The median age in the town was 50.2 years. 20.8% of residents were under the age of 18; 4.1% were between the ages of 18 and 24; 18.5% were from 25 to 44; 39.3% were from 45 to 64; and 17.3% were 65 years of age or older. The gender makeup of the town was 53.2% male and 46.8% female.

===2000 census===
As of the 2000 census, there were 162 people, 73 households, and 44 families residing in the town. The population density was 533.5 people per square mile (208.5/km^{2}). There were 91 housing units at an average density of 299.7 per square mile (117.1/km^{2}). The racial makeup of the town was 91.98% White, 1.23% Native American, 0.62% Pacific Islander, and 6.17% from two or more races. Hispanic or Latino of any race were 1.23% of the population.

There were 73 households, out of which 26.0% had children under the age of 18 living with them, 45.2% were married couples living together, 11.0% had a female householder with no husband present, and 38.4% were non-families. 35.6% of all households were made up of individuals, and 16.4% had someone living alone who was 65 years of age or older. The average household size was 2.22 and the average family size was 2.82.

In the town, the population was spread out, with 25.9% under the age of 18, 4.3% from 18 to 24, 24.7% from 25 to 44, 30.2% from 45 to 64, and 14.8% who were 65 years of age or older. The median age was 42 years. For every 100 females, there were 110.4 males. For every 100 females age 18 and over, there were 118.2 males.

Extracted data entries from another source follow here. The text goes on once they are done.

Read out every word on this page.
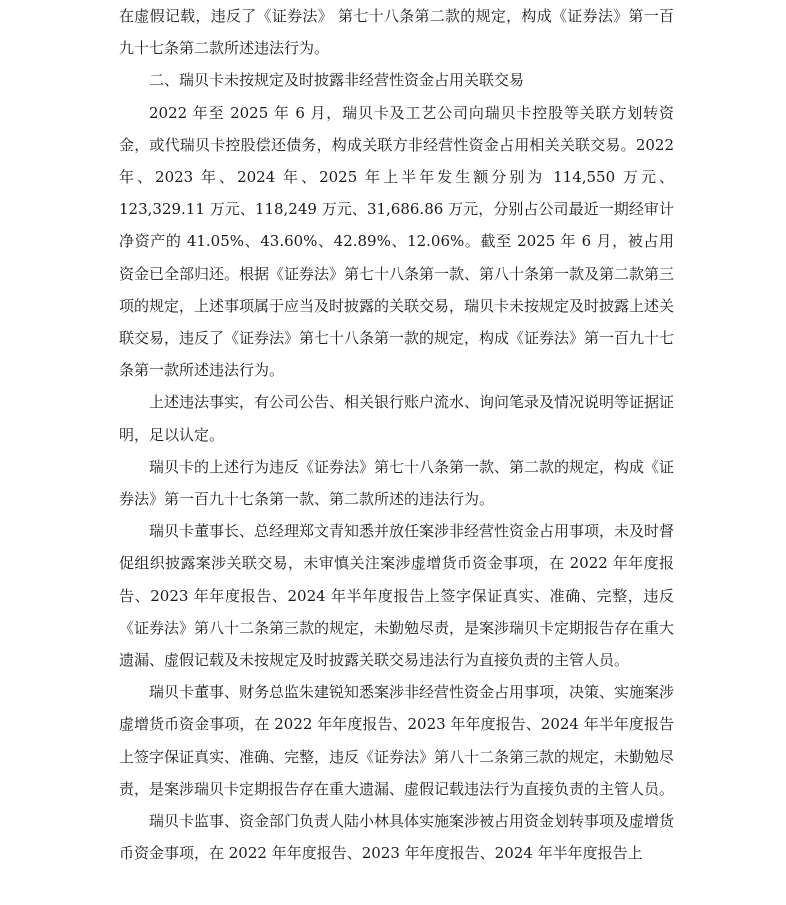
在虚假记载，违反了《证券法》 第七十八条第二款的规定，构成《证券法》第一百九十七条第二款所述违法行为。

二、瑞贝卡未按规定及时披露非经营性资金占用关联交易

2022 年至 2025 年 6 月，瑞贝卡及工艺公司向瑞贝卡控股等关联方划转资金，或代瑞贝卡控股偿还债务，构成关联方非经营性资金占用相关关联交易。2022 年、2023 年、2024 年、2025 年上半年发生额分别为 114,550 万元、123,329.11 万元、118,249 万元、31,686.86 万元，分别占公司最近一期经审计净资产的 41.05%、43.60%、42.89%、12.06%。截至 2025 年 6 月，被占用资金已全部归还。根据《证券法》第七十八条第一款、第八十条第一款及第二款第三项的规定，上述事项属于应当及时披露的关联交易，瑞贝卡未按规定及时披露上述关联交易，违反了《证券法》第七十八条第一款的规定，构成《证券法》第一百九十七条第一款所述违法行为。

上述违法事实，有公司公告、相关银行账户流水、询问笔录及情况说明等证据证明，足以认定。

瑞贝卡的上述行为违反《证券法》第七十八条第一款、第二款的规定，构成《证券法》第一百九十七条第一款、第二款所述的违法行为。

瑞贝卡董事长、总经理郑文青知悉并放任案涉非经营性资金占用事项，未及时督促组织披露案涉关联交易，未审慎关注案涉虚增货币资金事项，在 2022 年年度报告、2023 年年度报告、2024 年半年度报告上签字保证真实、准确、完整，违反《证券法》第八十二条第三款的规定，未勤勉尽责，是案涉瑞贝卡定期报告存在重大遗漏、虚假记载及未按规定及时披露关联交易违法行为直接负责的主管人员。

瑞贝卡董事、财务总监朱建锐知悉案涉非经营性资金占用事项，决策、实施案涉虚增货币资金事项，在 2022 年年度报告、2023 年年度报告、2024 年半年度报告上签字保证真实、准确、完整，违反《证券法》第八十二条第三款的规定，未勤勉尽责，是案涉瑞贝卡定期报告存在重大遗漏、虚假记载违法行为直接负责的主管人员。

瑞贝卡监事、资金部门负责人陆小林具体实施案涉被占用资金划转事项及虚增货币资金事项，在 2022 年年度报告、2023 年年度报告、2024 年半年度报告上
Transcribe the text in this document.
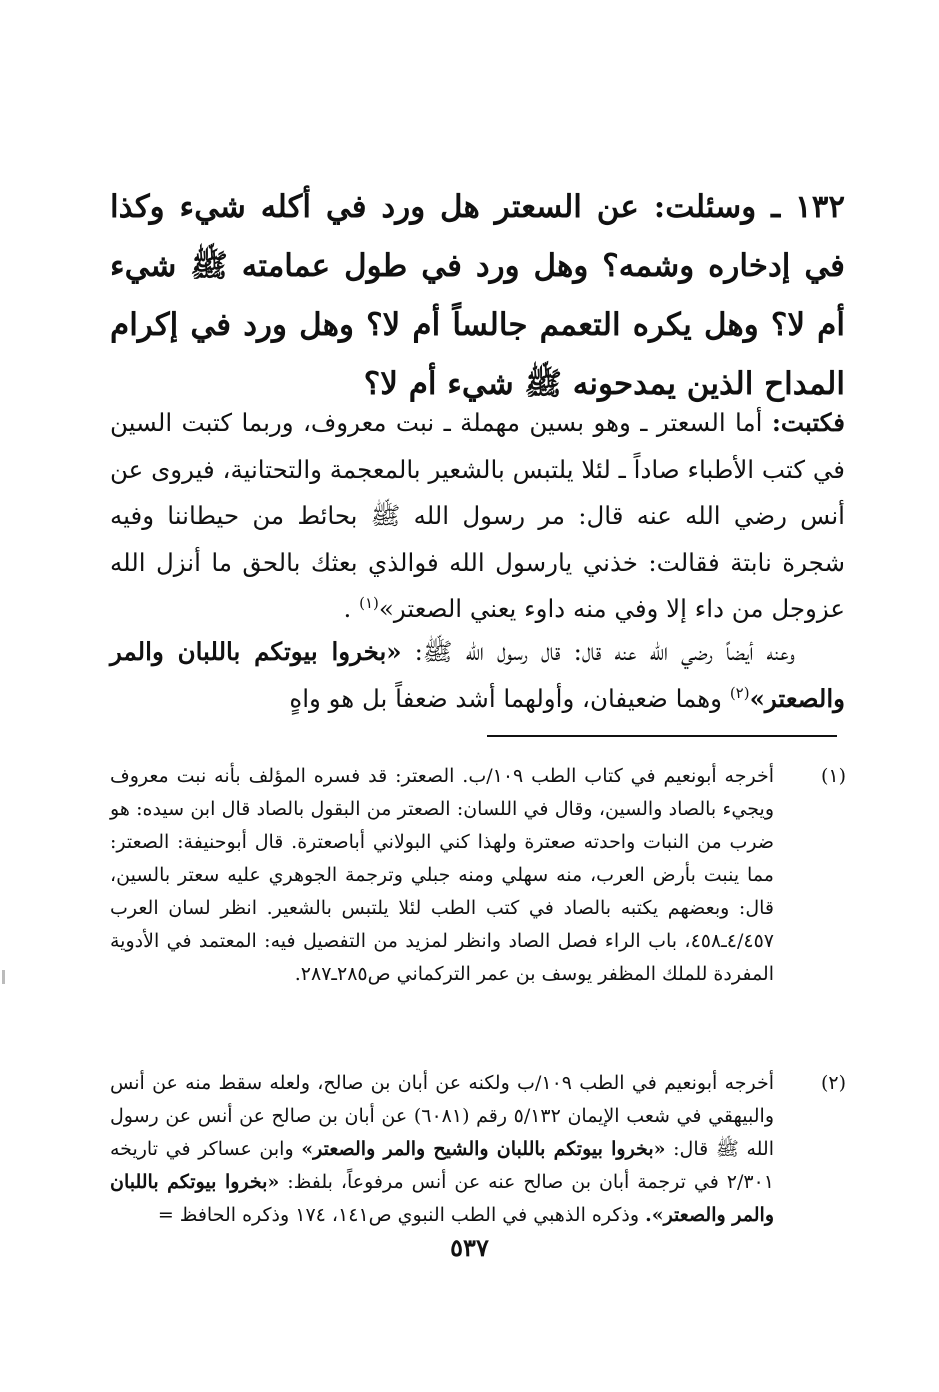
١٣٢ ـ وسئلت: عن السعتر هل ورد في أكله شيء وكذا في إدخاره وشمه؟ وهل ورد في طول عمامته ﷺ شيء أم لا؟ وهل يكره التعمم جالساً أم لا؟ وهل ورد في إكرام المداح الذين يمدحونه ﷺ شيء أم لا؟
فكتبت: أما السعتر ـ وهو بسين مهملة ـ نبت معروف، وربما كتبت السين في كتب الأطباء صاداً ـ لئلا يلتبس بالشعير بالمعجمة والتحتانية، فيروى عن أنس رضي الله عنه قال: مر رسول الله ﷺ بحائط من حيطاننا وفيه شجرة نابتة فقالت: خذني يارسول الله فوالذي بعثك بالحق ما أنزل الله عزوجل من داء إلا وفي منه داوء يعني الصعتر»$^{(١)}$ .
وعنه أيضاً رضي الله عنه قال: قال رسول الله ﷺ: «بخروا بيوتكم باللبان والمر والصعتر»$^{(٢)}$ وهما ضعيفان، وأولهما أشد ضعفاً بل هو واهٍ
(١)
أخرجه أبونعيم في كتاب الطب ١٠٩/ب. الصعتر: قد فسره المؤلف بأنه نبت معروف ويجيء بالصاد والسين، وقال في اللسان: الصعتر من البقول بالصاد قال ابن سيده: هو ضرب من النبات واحدته صعترة ولهذا كني البولاني أباصعترة. قال أبوحنيفة: الصعتر: مما ينبت بأرض العرب، منه سهلي ومنه جبلي وترجمة الجوهري عليه سعتر بالسين، قال: وبعضهم يكتبه بالصاد في كتب الطب لئلا يلتبس بالشعير. انظر لسان العرب ٤/٤٥٧ـ٤٥٨، باب الراء فصل الصاد وانظر لمزيد من التفصيل فيه: المعتمد في الأدوية المفردة للملك المظفر يوسف بن عمر التركماني ص٢٨٥ـ٢٨٧.
(٢)
أخرجه أبونعيم في الطب ١٠٩/ب ولكنه عن أبان بن صالح، ولعله سقط منه عن أنس والبيهقي في شعب الإيمان ٥/١٣٢ رقم (٦٠٨١) عن أبان بن صالح عن أنس عن رسول الله ﷺ قال: «بخروا بيوتكم باللبان والشيح والمر والصعتر» وابن عساكر في تاريخه ٢/٣٠١ في ترجمة أبان بن صالح عنه عن أنس مرفوعاً، بلفظ: «بخروا بيوتكم باللبان والمر والصعتر». وذكره الذهبي في الطب النبوي ص١٤١، ١٧٤ وذكره الحافظ =
٥٣٧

The median income for a household in the town was $22,981, and the median income for a family was $23,750. Males had a median income of $35,000 versus $11,563 for females. The per capita income for the town was $11,262. About 25.0% of families and 32.6% of the population were below the poverty line, including 48.1% of those under the age of eighteen and none of those 65 or over.